Chapters 21-24 provide for the withholding of social security and Medicare taxes, the corresponding employer match, and for the withholding of federal income taxes from employees’ compensation. Per guidance posted on the SBA’s website on April 8, 2020, “Under the Act, payroll costs are calculated on a gross basis without regard to (i.e., not including subtractions or additions based on) federal taxes imposed or withheld, such as the employee’s and employer’s share of Federal Insurance Contributions Act (FICA) and income taxes required to be withheld from employees.”
“As a result, payroll costs are not reduced by taxes imposed on an employee and required to be withheld by the employer, but payroll costs do not include the employer’s share of payroll tax. For example, an employee who earned $4,000 per month in gross wages, from which $500 in federal taxes was withheld, would count as $4,000 in payroll costs. The employee would receive $3,500, and $500 would be paid to the federal government. However, the employer-side federal payroll taxes imposed on the $4,000 in wages are excluded from payroll costs under the statute.” Therefore, the amount of social security and Medicare taxes for which the employer is responsible (i.e. the employer match) is excluded from the determination of payroll costs.
Can my loan amount calculation include payments to independent contractors?
Per guidance posted on the SBA’s website on April 8, 2020: “No, any amounts that an eligible borrower has paid to an independent contractor or sole proprietor should be excluded from the eligible business’s payroll costs.”
I understand that the amount of potential loan forgiveness of a PPP loan depends on the borrower’s payroll costs over an eight-week period, which begins on the day that the lender makes the first disbursement of the PPP loan. What do I do if the funds are disbursed before my employees are allowed to come back to work because our business is still under shutdown orders as a non-life essential business here in Pennsylvania?
Solely for purposes of maximizing your loan forgiveness, you will need to bring your employees back and pay them. Hopefully, your business will be allowed to reopen soon, or you can find some way to utilize their services and generate some income. If not, you are essentially replacing unemployment compensation being paid to your employees (which is not a cost to your business) with PPP loan proceeds which, if not forgiven, will become a cost to your business.

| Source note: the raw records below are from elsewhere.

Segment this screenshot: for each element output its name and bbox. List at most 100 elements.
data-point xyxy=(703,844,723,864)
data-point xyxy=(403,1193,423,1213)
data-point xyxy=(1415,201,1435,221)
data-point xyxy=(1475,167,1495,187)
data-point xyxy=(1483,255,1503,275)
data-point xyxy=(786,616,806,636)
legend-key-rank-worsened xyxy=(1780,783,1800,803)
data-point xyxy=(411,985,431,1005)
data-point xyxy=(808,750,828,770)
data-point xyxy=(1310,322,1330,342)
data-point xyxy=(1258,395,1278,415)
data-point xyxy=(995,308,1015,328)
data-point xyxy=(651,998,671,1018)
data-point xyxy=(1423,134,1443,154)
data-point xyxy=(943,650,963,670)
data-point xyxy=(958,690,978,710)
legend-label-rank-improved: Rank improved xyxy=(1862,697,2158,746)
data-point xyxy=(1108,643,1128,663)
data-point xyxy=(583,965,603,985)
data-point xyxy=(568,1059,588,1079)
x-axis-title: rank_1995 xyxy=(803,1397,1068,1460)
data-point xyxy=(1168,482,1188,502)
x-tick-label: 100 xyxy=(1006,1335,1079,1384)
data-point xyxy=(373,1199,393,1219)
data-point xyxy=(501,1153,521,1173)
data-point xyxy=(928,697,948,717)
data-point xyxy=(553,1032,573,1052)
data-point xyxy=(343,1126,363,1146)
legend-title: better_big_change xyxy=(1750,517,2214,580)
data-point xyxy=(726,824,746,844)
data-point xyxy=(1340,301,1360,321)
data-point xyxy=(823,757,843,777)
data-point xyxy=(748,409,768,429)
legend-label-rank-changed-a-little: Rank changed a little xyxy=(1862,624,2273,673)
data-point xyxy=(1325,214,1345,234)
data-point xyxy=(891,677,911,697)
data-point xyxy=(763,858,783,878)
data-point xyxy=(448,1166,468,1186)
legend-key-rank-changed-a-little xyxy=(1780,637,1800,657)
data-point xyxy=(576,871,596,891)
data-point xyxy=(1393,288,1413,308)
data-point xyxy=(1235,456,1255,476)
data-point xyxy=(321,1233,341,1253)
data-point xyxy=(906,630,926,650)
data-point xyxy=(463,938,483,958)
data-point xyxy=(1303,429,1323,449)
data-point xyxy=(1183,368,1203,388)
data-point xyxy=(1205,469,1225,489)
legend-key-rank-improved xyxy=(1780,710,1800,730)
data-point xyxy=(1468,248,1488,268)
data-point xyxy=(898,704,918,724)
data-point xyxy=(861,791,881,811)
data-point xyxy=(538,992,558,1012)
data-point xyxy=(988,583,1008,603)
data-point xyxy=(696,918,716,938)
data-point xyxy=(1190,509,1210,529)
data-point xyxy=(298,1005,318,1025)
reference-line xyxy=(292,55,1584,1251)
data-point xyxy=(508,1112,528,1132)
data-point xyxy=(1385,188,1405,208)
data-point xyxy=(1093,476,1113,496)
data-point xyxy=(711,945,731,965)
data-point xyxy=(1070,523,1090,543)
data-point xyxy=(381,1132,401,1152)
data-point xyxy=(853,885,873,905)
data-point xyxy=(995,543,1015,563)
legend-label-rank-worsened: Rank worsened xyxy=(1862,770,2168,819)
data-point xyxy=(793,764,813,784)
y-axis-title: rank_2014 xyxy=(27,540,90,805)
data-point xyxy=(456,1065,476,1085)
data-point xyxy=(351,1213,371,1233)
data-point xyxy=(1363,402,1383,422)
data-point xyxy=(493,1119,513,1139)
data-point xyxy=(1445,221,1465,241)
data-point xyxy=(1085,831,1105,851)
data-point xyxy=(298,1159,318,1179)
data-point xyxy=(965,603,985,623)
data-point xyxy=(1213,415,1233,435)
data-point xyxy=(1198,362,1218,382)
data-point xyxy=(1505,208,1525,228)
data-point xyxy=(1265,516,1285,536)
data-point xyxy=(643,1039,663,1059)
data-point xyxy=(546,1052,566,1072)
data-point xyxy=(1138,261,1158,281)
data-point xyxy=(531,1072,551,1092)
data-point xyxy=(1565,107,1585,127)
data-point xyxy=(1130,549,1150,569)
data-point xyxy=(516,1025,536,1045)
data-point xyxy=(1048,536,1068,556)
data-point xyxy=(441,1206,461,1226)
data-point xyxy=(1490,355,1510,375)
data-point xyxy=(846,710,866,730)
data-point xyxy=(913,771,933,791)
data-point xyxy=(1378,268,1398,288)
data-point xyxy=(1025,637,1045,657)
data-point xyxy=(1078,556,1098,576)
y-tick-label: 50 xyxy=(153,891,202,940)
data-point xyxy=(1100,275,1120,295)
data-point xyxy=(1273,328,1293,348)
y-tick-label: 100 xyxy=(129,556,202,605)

When you consider that some employees, as a result of state and federal unemployment benefits, may now be making more than you normally pay them, they may resist returning to work. If they don’t, your ability to show that you used at least 75% of the PPP loan proceeds for payroll (one of the requirements for loan forgiveness) will be limited and what you thought would effectively become a tax-free grant now potentially becomes a true loan, payable over two years at 1% interest.
What can you do? The obvious recommendation would be to wait to apply for a PPP loan until you have a better idea when your business may be able to reopen. The problem with waiting to apply is that the funds available for PPP loans may be gone by that time.
If you are approved and your business has yet to reopen, you can ask the lender to defer making disbursement of the loan. The SBA has indicated that “the lender must make the first disbursement of the loan no later than ten calendar days from the date of loan approval.” Delaying disbursement of the loan by ten days also delays the start of the critical eight-week period.
The answers to your questions may not be what you were hoping to hear. Unfortunately, because of the speed with which the PPP program was designed and implemented, as we have stated in previous Emergency Alerts, there were bound to be changes and clarifications. Some of the changes and clarifications will benefit PPP loan recipients while others may not.